Pfizer plc’s board is expected to have 15 directors, consisting of all of Pfizer’s 11 current directors and 4 current directors of Allergan. The directors from Allergan will be Paul Bisaro, Allergan’s current Executive Chairman, Brent Saunders, Allergan’s current Chief Executive Officer (CEO), and two other directors from Allergan to be selected at a later date. Ian Read, Pfizer’s Chairman and CEO, will serve as Chairman and CEO of the combined company. Brent Saunders will serve as President and Chief Operating Officer of the combined company.
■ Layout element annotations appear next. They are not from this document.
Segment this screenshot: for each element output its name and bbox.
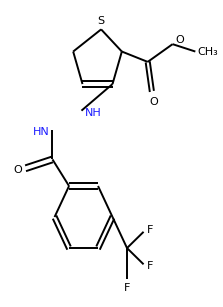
- Text: F: F: [147, 261, 153, 271]
- Text: O: O: [150, 97, 158, 107]
- Text: CH₃: CH₃: [197, 47, 218, 56]
- Text: NH: NH: [85, 108, 101, 118]
- Text: F: F: [124, 283, 130, 293]
- Text: O: O: [14, 165, 23, 175]
- Text: O: O: [176, 35, 184, 45]
- Text: S: S: [98, 16, 105, 26]
- Text: F: F: [147, 225, 153, 235]
- Text: HN: HN: [33, 127, 49, 137]
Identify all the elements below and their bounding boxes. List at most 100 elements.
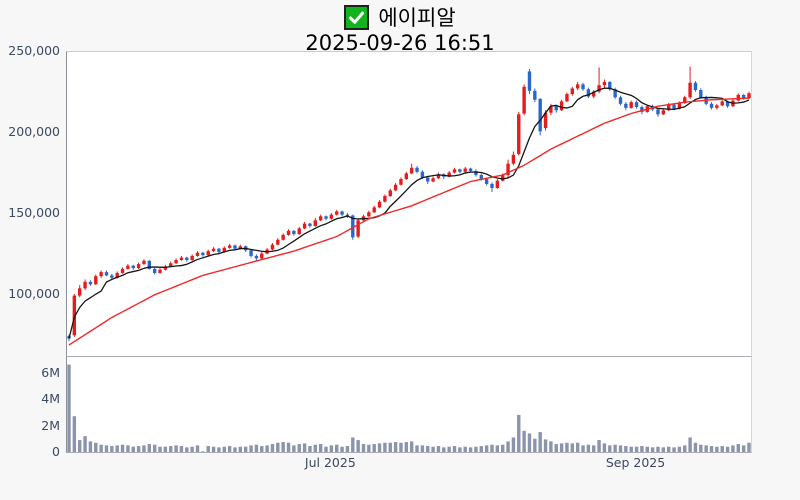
volume-bar — [559, 443, 564, 452]
candle-body — [666, 104, 671, 111]
candle-body — [383, 196, 387, 202]
price-tick-label: 100,000 — [8, 285, 60, 301]
volume-bar — [549, 441, 553, 452]
candle-body — [356, 220, 360, 237]
volume-bar — [169, 446, 173, 452]
candle-body — [120, 268, 125, 273]
candle-body — [581, 84, 585, 90]
volume-bar — [511, 437, 516, 452]
volume-bar — [372, 444, 376, 452]
volume-bar — [361, 444, 366, 452]
candle-body — [206, 251, 210, 256]
volume-bar — [110, 446, 114, 452]
candle-body — [367, 212, 371, 217]
volume-bar — [704, 445, 708, 452]
candlestick-series — [67, 66, 751, 346]
candle-body — [463, 168, 467, 172]
volume-bar — [570, 443, 575, 452]
candle-body — [254, 255, 259, 259]
volume-bar — [543, 439, 548, 452]
volume-bar — [709, 446, 714, 452]
candle-body — [158, 269, 162, 273]
candle-body — [747, 93, 751, 99]
volume-tick-label: 6M — [41, 364, 60, 380]
candle-body — [741, 94, 746, 99]
candle-body — [393, 184, 398, 191]
candle-body — [377, 201, 382, 208]
volume-bar — [463, 446, 467, 452]
chart-title-row: 에이피알 — [0, 3, 800, 31]
candle-body — [190, 255, 194, 261]
volume-bar — [367, 444, 371, 452]
candle-body — [570, 88, 575, 95]
candle-body — [661, 110, 666, 115]
candle-body — [436, 174, 441, 179]
volume-bar — [431, 446, 435, 452]
candle-body — [195, 252, 200, 256]
volume-bar — [88, 441, 93, 452]
volume-bar — [142, 445, 146, 452]
candle-body — [227, 245, 232, 248]
candle-body — [484, 179, 489, 184]
candle-body — [292, 230, 296, 235]
volume-bar — [318, 444, 323, 452]
volume-bar — [720, 446, 724, 452]
volume-bar — [211, 446, 216, 452]
candle-body — [222, 247, 226, 252]
candle-body — [313, 220, 317, 227]
checkmark-icon — [349, 11, 365, 24]
candle-body — [169, 263, 173, 267]
candle-body — [634, 102, 639, 108]
series-visibility-checkbox[interactable] — [344, 4, 370, 30]
volume-bar — [233, 447, 237, 452]
volume-bar — [645, 446, 649, 452]
candle-body — [613, 89, 617, 98]
volume-series — [67, 364, 751, 452]
volume-bar — [152, 444, 157, 452]
candle-body — [522, 86, 526, 114]
volume-bar — [78, 440, 82, 452]
volume-bar — [624, 446, 628, 452]
volume-bar — [747, 442, 751, 452]
volume-bar — [99, 444, 103, 452]
volume-bar — [163, 446, 168, 452]
date-tick-label: Jul 2025 — [304, 455, 356, 470]
volume-bar — [270, 444, 275, 452]
candle-body — [415, 167, 419, 172]
volume-bar — [104, 445, 109, 452]
volume-bar — [731, 445, 735, 452]
volume-bar — [94, 442, 98, 452]
volume-bar — [501, 444, 505, 452]
volume-bar — [404, 442, 409, 452]
candle-body — [286, 230, 291, 235]
volume-bar — [415, 445, 419, 452]
candle-body — [656, 109, 660, 115]
candle-body — [131, 265, 135, 269]
volume-bar — [602, 443, 607, 452]
candle-body — [217, 248, 221, 252]
volume-bar — [436, 446, 441, 452]
candle-body — [672, 104, 676, 109]
volume-bar — [83, 436, 87, 452]
volume-bar — [592, 445, 596, 452]
candle-body — [388, 190, 392, 197]
volume-bar — [661, 447, 666, 452]
volume-bar — [265, 445, 269, 452]
candle-body — [725, 101, 730, 107]
volume-bar — [297, 444, 301, 452]
candle-body — [624, 103, 628, 108]
volume-bar — [222, 446, 226, 452]
candle-body — [174, 260, 178, 264]
candle-body — [640, 107, 644, 112]
candle-body — [629, 102, 633, 108]
volume-bar — [206, 446, 210, 452]
candle-body — [715, 105, 719, 108]
volume-bar — [227, 446, 232, 452]
candle-body — [179, 257, 184, 261]
candle-body — [677, 102, 682, 109]
volume-tick-label: 4M — [41, 391, 60, 406]
candle-body — [72, 295, 77, 336]
volume-bar — [495, 445, 500, 452]
candlestick-chart — [67, 66, 751, 346]
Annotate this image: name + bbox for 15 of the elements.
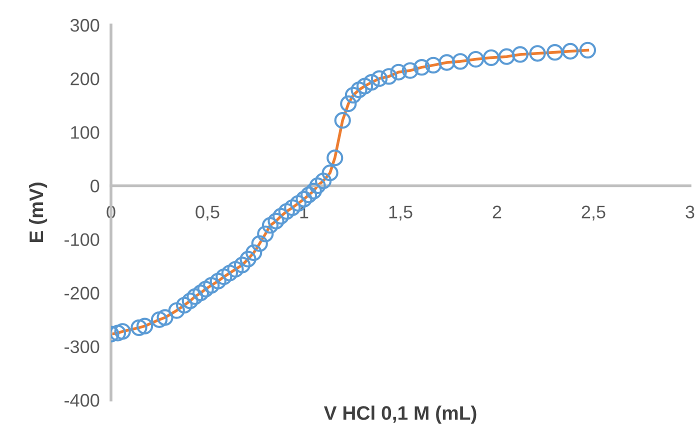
- x-tick-label: 3: [686, 206, 694, 218]
- y-tick-label: -400: [64, 394, 100, 407]
- x-axis-title: V HCl 0,1 M (mL): [324, 406, 476, 424]
- y-axis-title: E (mV): [28, 182, 48, 242]
- x-tick-label: 2,5: [582, 206, 606, 221]
- y-tick-label: -100: [64, 233, 100, 246]
- x-tick-label: 1,5: [389, 206, 412, 221]
- x-tick-label: 0,5: [196, 206, 220, 221]
- y-tick-label: -300: [64, 340, 100, 354]
- y-tick-label: 100: [71, 126, 100, 139]
- y-tick-label: 200: [70, 72, 100, 86]
- y-tick-label: -200: [64, 286, 100, 300]
- y-tick-label: 300: [70, 18, 100, 32]
- x-tick-label: 2: [492, 206, 502, 218]
- y-tick-label: 0: [90, 180, 100, 192]
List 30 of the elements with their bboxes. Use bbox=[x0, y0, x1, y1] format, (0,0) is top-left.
He will be responsible for the oversight of all Pfizer and Allergan’s combined commercial businesses, manufacturing and strategy functions.
The completion of the transaction, which is expected in the second half of 2016, is subject to certain conditions, including receipt of regulatory approval in certain jurisdictions, including the United States and European Union, the receipt of necessary approvals from both Pfizer and Allergan shareholders, and the completion of Allergan’s pending divestiture of its generics business to Teva Pharmaceuticals Ltd., which Allergan expects will close in the first quarter of 2016.
Guggenheim Securities, Goldman, Sachs & Co., Centerview Partners and Moelis & Company are serving as Pfizer’s financial advisors for the transaction, with Wachtell, Lipton, Rosen & Katz, Skadden, Arps, Slate, Meagher & Flom LLP and A & L Goodbody acting as its legal advisors.
J.P. Morgan and Morgan Stanley are serving as Allergan’s financial advisors for the transaction with Cleary Gottlieb Steen & Hamilton LLP, Latham & Watkins LLP and Arthur Cox acting as its legal advisors.